Saturday, March 21, 2009

Self-pitying Whining, Not In An Amusing Way, Skip To The End, Do Not Read, No Seriously I Mean It

Yes, this is about Twitter. Of course it is. 98% of all internet-related typing now is either into Twitter or creating enormous sweeping great epic satirical tracts about how all Twitter users are self-regarding friendless twerps, endlessly spewing mundane details of their tiny, insignificant lives onto the internet, like a continual ticker-tape stream of tedium. It's Eddie the Shipboard Computer. And yet again Douglas Adams predicts the development of Web 2.0 with such prescience that I'm comforted, because clearly he did not tragically and suddenly die at a ridiculously young age, and instead ascended into some kind of human race control room, 100 miles above the clouds, where he gifts our mindless asses one big social networking craze every couple of years. He's halfway betwen Hari Seldon and Jesus Christ. He'd be the best Twitterer ever. Oh, I miss you, Douglas Adams.
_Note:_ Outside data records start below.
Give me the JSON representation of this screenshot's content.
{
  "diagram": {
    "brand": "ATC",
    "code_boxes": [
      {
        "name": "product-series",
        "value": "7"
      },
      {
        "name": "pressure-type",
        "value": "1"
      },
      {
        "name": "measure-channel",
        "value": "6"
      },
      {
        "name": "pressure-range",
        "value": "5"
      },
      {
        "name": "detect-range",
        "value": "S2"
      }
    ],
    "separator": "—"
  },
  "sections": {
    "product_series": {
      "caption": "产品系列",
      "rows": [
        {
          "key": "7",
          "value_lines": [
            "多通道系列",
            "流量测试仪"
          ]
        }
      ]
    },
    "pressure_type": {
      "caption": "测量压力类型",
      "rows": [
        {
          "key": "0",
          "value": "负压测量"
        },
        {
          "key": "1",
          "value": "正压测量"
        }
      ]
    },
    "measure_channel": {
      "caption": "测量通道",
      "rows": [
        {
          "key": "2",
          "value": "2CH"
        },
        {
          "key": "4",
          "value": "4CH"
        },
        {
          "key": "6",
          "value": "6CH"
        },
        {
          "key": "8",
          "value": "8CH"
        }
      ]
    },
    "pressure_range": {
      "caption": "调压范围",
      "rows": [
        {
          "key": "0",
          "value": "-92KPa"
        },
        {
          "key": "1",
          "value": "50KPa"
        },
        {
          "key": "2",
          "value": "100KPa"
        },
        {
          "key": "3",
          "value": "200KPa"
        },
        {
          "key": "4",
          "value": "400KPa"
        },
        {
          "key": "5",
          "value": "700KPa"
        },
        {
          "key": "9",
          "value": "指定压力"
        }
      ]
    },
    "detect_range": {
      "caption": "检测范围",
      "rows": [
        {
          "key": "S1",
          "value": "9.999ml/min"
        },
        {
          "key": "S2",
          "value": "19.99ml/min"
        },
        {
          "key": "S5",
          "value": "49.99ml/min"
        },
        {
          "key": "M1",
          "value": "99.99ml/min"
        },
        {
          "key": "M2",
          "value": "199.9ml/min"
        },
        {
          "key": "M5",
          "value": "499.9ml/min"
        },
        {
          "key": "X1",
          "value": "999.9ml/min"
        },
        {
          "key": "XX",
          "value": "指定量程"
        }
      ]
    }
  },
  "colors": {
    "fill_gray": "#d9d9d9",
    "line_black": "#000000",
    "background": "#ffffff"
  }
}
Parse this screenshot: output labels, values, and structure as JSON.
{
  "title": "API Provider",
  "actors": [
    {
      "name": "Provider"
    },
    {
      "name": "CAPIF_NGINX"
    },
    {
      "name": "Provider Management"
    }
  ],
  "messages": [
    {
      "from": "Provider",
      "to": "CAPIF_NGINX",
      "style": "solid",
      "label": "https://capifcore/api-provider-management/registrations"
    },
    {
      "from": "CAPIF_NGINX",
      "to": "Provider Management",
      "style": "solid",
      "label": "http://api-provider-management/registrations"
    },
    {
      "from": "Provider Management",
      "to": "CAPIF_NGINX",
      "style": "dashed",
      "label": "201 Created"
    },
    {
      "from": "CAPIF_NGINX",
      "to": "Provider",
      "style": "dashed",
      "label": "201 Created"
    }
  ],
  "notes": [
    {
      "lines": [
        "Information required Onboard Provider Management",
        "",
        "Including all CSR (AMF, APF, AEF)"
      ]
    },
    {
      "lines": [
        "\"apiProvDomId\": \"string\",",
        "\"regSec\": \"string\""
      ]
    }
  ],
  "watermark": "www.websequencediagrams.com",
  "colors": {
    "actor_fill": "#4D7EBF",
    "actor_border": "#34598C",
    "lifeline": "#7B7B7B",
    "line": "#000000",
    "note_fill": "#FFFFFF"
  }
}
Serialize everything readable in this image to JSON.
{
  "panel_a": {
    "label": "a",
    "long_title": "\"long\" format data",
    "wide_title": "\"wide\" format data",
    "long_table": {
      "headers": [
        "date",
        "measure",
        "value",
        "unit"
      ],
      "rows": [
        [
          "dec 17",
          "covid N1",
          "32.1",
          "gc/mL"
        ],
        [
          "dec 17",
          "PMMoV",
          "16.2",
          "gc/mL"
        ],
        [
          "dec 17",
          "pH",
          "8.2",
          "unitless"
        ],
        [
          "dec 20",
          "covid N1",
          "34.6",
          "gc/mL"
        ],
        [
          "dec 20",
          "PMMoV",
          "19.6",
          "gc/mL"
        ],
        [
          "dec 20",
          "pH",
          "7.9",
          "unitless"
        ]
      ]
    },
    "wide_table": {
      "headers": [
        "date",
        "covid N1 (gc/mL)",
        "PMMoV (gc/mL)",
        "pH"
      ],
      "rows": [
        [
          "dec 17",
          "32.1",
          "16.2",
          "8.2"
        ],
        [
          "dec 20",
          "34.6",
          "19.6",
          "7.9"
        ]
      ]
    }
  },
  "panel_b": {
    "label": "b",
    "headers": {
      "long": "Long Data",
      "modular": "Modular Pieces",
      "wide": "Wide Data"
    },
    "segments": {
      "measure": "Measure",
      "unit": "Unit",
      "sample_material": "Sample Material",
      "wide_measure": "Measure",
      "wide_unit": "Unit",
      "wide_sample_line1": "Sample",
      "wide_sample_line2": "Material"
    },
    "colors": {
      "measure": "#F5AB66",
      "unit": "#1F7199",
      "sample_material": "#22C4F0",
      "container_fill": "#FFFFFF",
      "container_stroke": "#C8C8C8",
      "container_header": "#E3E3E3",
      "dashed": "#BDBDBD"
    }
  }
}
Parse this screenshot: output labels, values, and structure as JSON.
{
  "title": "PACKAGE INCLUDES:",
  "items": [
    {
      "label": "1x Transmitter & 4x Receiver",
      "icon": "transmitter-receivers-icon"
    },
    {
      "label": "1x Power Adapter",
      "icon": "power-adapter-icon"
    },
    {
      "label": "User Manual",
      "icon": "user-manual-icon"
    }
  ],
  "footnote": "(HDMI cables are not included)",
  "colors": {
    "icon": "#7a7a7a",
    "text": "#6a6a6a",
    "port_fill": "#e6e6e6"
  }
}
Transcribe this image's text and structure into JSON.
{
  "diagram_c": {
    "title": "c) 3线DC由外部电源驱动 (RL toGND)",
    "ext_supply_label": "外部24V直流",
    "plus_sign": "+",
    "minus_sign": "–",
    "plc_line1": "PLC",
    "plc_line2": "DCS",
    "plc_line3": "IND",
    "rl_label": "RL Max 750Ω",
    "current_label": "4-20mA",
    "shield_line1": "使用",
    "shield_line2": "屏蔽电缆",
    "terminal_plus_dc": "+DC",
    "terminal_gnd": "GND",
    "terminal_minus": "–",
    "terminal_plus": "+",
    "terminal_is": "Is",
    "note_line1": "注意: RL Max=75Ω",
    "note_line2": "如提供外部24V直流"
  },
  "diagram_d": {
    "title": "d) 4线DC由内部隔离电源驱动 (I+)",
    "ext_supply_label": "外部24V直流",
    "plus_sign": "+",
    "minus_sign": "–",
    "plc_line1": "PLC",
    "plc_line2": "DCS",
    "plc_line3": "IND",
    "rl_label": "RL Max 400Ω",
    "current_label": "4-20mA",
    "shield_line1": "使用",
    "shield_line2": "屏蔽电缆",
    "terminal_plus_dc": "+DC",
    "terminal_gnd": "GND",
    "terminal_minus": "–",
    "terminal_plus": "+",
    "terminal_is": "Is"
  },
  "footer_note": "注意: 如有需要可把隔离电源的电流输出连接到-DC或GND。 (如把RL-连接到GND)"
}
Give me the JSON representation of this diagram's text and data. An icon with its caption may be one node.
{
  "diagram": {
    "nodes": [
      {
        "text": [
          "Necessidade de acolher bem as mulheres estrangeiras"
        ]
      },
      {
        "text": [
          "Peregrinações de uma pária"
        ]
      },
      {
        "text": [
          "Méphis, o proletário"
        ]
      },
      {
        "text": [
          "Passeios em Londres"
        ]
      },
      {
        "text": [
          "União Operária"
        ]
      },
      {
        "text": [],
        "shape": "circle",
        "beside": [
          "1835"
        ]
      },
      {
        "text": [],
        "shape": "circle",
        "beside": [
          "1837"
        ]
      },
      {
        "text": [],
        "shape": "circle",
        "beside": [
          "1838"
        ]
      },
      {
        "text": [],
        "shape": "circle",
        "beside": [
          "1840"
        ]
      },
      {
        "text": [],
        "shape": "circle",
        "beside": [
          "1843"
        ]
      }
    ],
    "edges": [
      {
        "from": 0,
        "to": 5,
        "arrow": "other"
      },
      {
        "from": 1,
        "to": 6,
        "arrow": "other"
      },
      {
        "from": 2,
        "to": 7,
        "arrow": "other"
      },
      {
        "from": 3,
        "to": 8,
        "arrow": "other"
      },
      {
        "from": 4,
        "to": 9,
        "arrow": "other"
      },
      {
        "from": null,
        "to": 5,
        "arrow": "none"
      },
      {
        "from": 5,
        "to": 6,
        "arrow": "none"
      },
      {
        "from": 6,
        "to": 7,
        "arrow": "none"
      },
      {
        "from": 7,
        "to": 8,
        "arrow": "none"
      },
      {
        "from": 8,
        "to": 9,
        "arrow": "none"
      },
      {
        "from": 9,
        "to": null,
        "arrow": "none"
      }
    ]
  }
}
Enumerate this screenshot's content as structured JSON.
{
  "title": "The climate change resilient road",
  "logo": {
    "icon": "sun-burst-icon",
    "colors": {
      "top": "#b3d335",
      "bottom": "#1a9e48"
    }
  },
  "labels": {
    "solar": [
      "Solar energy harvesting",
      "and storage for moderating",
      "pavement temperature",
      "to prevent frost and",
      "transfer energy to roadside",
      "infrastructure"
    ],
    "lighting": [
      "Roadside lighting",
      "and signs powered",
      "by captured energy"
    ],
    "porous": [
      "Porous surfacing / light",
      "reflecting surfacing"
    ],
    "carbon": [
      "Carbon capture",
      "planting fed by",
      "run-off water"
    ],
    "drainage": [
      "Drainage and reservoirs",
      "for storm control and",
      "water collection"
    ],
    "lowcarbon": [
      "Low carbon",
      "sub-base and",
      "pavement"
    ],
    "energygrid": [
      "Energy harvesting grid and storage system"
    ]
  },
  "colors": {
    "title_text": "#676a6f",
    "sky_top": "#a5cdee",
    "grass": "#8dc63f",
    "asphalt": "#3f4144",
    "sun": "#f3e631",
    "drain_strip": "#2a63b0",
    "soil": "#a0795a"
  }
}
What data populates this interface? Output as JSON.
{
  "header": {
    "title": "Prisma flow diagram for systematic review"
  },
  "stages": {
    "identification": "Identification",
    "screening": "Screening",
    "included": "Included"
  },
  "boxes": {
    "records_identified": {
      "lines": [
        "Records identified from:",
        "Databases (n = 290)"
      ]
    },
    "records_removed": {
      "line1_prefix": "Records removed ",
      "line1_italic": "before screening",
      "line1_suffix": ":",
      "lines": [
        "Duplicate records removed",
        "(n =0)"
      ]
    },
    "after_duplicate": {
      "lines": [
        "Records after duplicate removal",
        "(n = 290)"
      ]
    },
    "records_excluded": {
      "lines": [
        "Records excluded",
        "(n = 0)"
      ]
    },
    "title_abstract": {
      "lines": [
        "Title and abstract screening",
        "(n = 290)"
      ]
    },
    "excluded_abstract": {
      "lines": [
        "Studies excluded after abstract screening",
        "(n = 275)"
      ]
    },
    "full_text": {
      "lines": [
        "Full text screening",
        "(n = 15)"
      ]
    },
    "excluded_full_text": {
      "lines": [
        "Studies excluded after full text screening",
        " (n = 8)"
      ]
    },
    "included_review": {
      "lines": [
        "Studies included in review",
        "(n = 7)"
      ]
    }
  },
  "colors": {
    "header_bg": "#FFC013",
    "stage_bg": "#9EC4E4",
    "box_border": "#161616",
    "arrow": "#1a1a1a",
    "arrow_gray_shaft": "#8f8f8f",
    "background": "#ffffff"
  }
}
Anyway, all those Twitter naysayers miss the point. And all the naysayer-naysayers miss the point too. Quoth the naysayer: "Who the hell cares what you ate for lunch and what you think of Red Riding? I don't spend any time on Twitter. I prefer to hang out in super-cool bars discussing the Nietzschen influence the latest Add N to X album with my real friends." Quoth the naysayer-naysayers: "It's so not about that, you prick! It's about connecting with new people who share your interests and loves and forming intense, long-lasting and earth-shattering relationships with them!" What utter bollocks. It's about stalking celebrities and showing off, as simple as that. Anyone who follows me and doesn't know me is very welcome and I love them utterly, but they're just gonna get me trying to be clever in 140 characters every couple of hours or so, and I can imagine that could get pretty tedious pretty quickly. So why do I bother? Why does anyone bother? Behold, the truth! I just want to be LOVED!

I don't write this stupid blog because I'm just overflowing with creative juice and it has to escape somewhere. I hate writing it. Every post creates a horrendous internal torrent of self-hatred, a constant nattering in the back of my brain telling me that I haven't got any ideas at all. Every time I sit down to write, I have to quell the ctrl-A, delete instinct that seizes my fingers, Dr Strangelove-style, every few words. It's frankly amazing that anything ever gets published on here. Not to mention the fact that I have got this far into this paragraph without pulverising my fingers by repeatedly smashing the laptop closed on them. So why do it? I write this blog on the tiny off chance that someone I don't know will happen upon it, and think it's funny. Oh, and then if they could pay me a lot of money to write for them as well, that'd be swell. Of course, I would have a completely miserable life if I were a professional writer due to the endless mind-fuckery detailed above, but I feel I'm nothing if not ridiculous.

I am ridiculous, though! Although I yearn for people to read this and like it (not this post, obviously. This doesn't count. Normal service will resume shortly), I'm also terrified that someone I know will read it and I'll be found out. Friends very kindly tell me they like it, and I crumple with embarrassment. It's anonymous, even though it doesn't need to be, because I'm no-one. But yet, but yet... Gah! I am trapped between frantically hoping for acceptance which should be rightfully mine because I'm obviously so marvellous, and not daring to make any pro-active moves towards being a proper writer because I'm obviously so shit.

Oh, man. I sincerely apologise. This is terrible, angsty, adolescent nonsense, and not something that should be published, really. But I'm going to publish it in the hope that it'll spur me on to blog again on something actually entertaining to push this off the top page. At least we can take comfort in this: it has turned out not to be about Twitter.

1 comment:

Kolley Kibber said...

Great stuff. Your entry perfectly sums up the dilemma of the shy writer. 'Should I? Who do I think I am anyway? What will people think? What if they don't think anything at all?' It all feels very familiar!

Just as long as you don't stop writing.